Be careful assigning a single group to more than one role. While this is allowed, a role named Client Manager in a marketing process will involve a completely different group of people than the Account Manager role inside a sales process. First understand the role in the process and then determine the people (group) that should be assigned. Even though the roles might have similar sounding names, always verify who should be in the group
Although assigning participants to specific individual Oracle BPM roles is still permitted in this scenario, this should do not be done when using Microsoft Active Directory as Oracle BPM's hybrid LDAP. There must be just one system of record for participant assignments to their work and it needs to be Microsoft Active Directory in this scenario.
* Microsoft Active Directory is the central location for all organization unit, participant, group and participant assignment to groups and organization units. The Oracle BPM FDI database stores the assignment of roles to groups and assignment of absence periods to participants.
* Assign participants to groups using Microsoft Active Directory - do not assign participants to roles in the Oracle Process Administrator tool.

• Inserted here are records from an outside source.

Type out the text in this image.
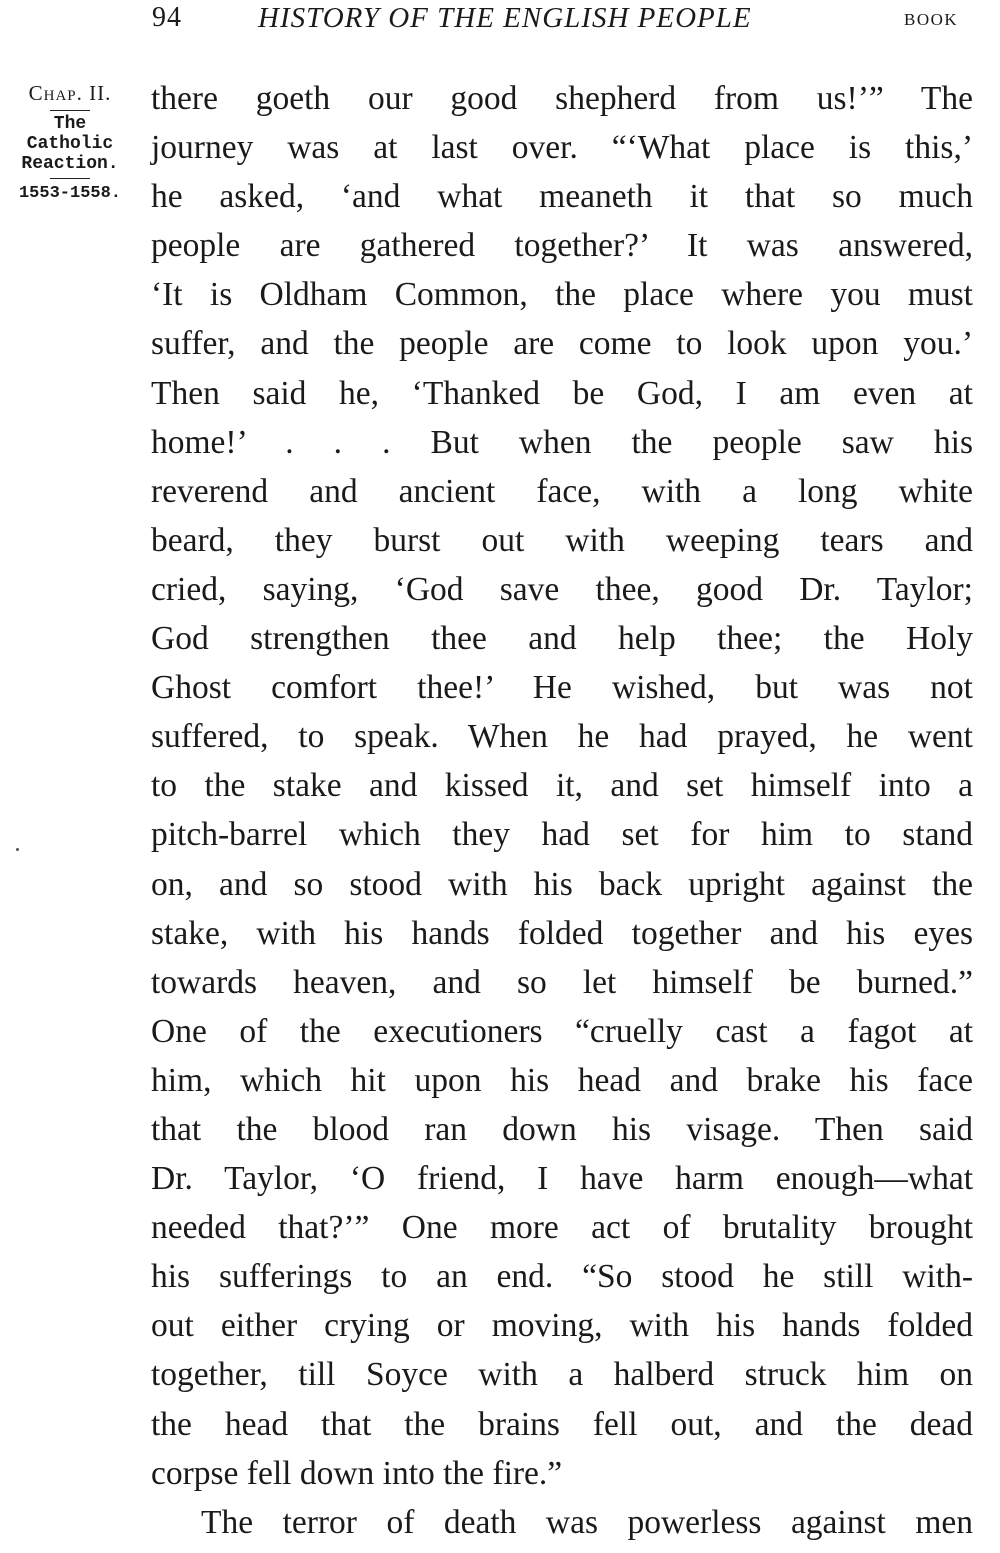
94	HISTORY OF THE ENGLISH PEOPLE	BOOK
Chap. II.
The
Catholic
Reaction.
1553-1558.
there goeth our good shepherd from us!’” The
journey was at last over. “‘What place is this,’
he asked, ‘and what meaneth it that so much
people are gathered together?’ It was answered,
‘It is Oldham Common, the place where you must
suffer, and the people are come to look upon you.’
Then said he, ‘Thanked be God, I am even at
home!’ . . . But when the people saw his
reverend and ancient face, with a long white
beard, they burst out with weeping tears and
cried, saying, ‘God save thee, good Dr. Taylor;
God strengthen thee and help thee; the Holy
Ghost comfort thee!’ He wished, but was not
suffered, to speak. When he had prayed, he went
to the stake and kissed it, and set himself into a
pitch-barrel which they had set for him to stand
on, and so stood with his back upright against the
stake, with his hands folded together and his eyes
towards heaven, and so let himself be burned.”
One of the executioners “cruelly cast a fagot at
him, which hit upon his head and brake his face
that the blood ran down his visage. Then said
Dr. Taylor, ‘O friend, I have harm enough—what
needed that?’” One more act of brutality brought
his sufferings to an end. “So stood he still with-
out either crying or moving, with his hands folded
together, till Soyce with a halberd struck him on
the head that the brains fell out, and the dead
corpse fell down into the fire.”
The terror of death was powerless against men
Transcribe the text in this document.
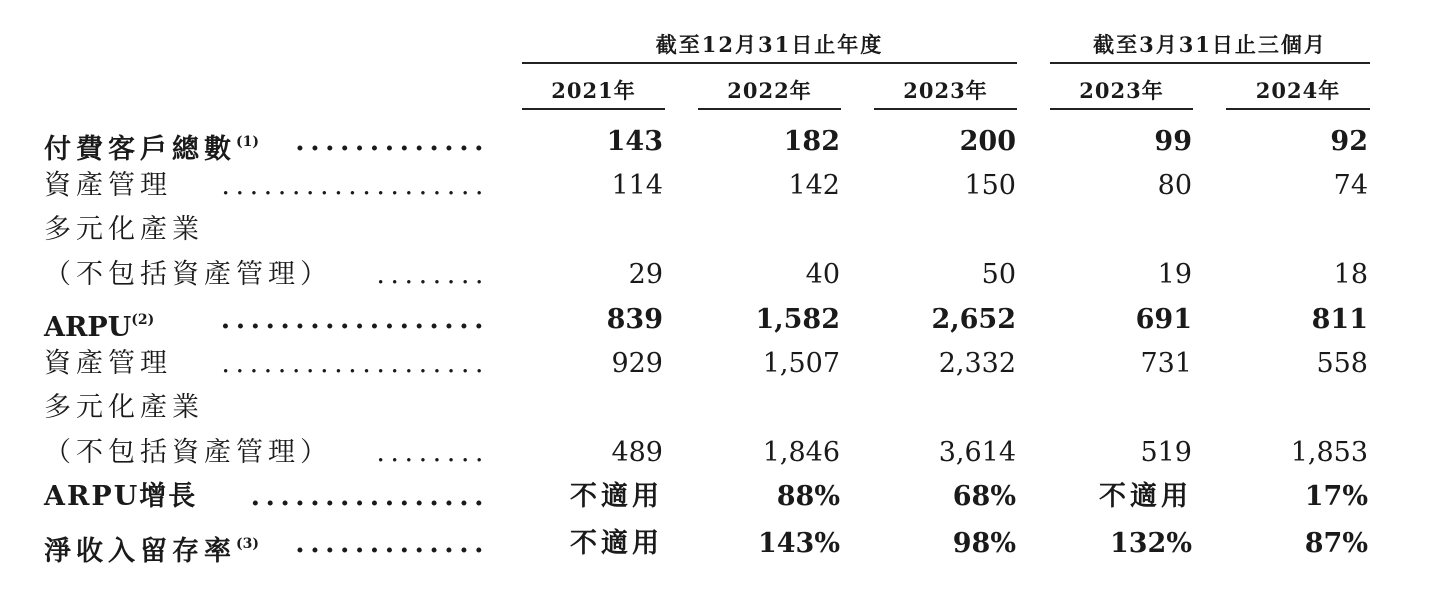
截至12月31日止年度	截至3月31日止三個月
2021年	2022年	2023年	2023年	2024年
付費客戶總數$^{(1)}$ .............	143	182	200	99	92
資產管理 ...................	114	142	150	80	74
多元化產業
（不包括資產管理） ........	29	40	50	19	18
ARPU$^{(2)}$ ..................	839	1,582	2,652	691	811
資產管理 ...................	929	1,507	2,332	731	558
多元化產業
（不包括資產管理） ........	489	1,846	3,614	519	1,853
ARPU增長 ................	不適用	88%	68%	不適用	17%
淨收入留存率$^{(3)}$ .............	不適用	143%	98%	132%	87%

* In large and mid-sized corporations, use Master groups to reduce synchronization and Engine startup time.
Join the Conversation
I have been following your blog posts and tutorials over internet to understand and learn Oracle SOA & BPM Technology.
Recently I came across a scenario which appears to be an understanding issue from my end for which I need your expert advice. I have configured Weblogic Security Realm to authenticate against Microsoft Active Directory and able to populate users/gropus from AD in WLS User & Groups. But if I want to use the same users to associate with my BPM process roles (Swimlanes) I am getting stuck. As all I came across the blogs is configuration of AD for Weblogic and I assume once users & groups are linked from AD to WLS same should be usable in mapping users for BPM Processes. But its not populating when I tried through BPM Composer Administration tab.
Is there a specific setting I need to change at BPM Administration screen or EM to populate users from AD in BPM Workspace?
Please advice as honestly I couldn't find a single blog mentioning this sceanrio.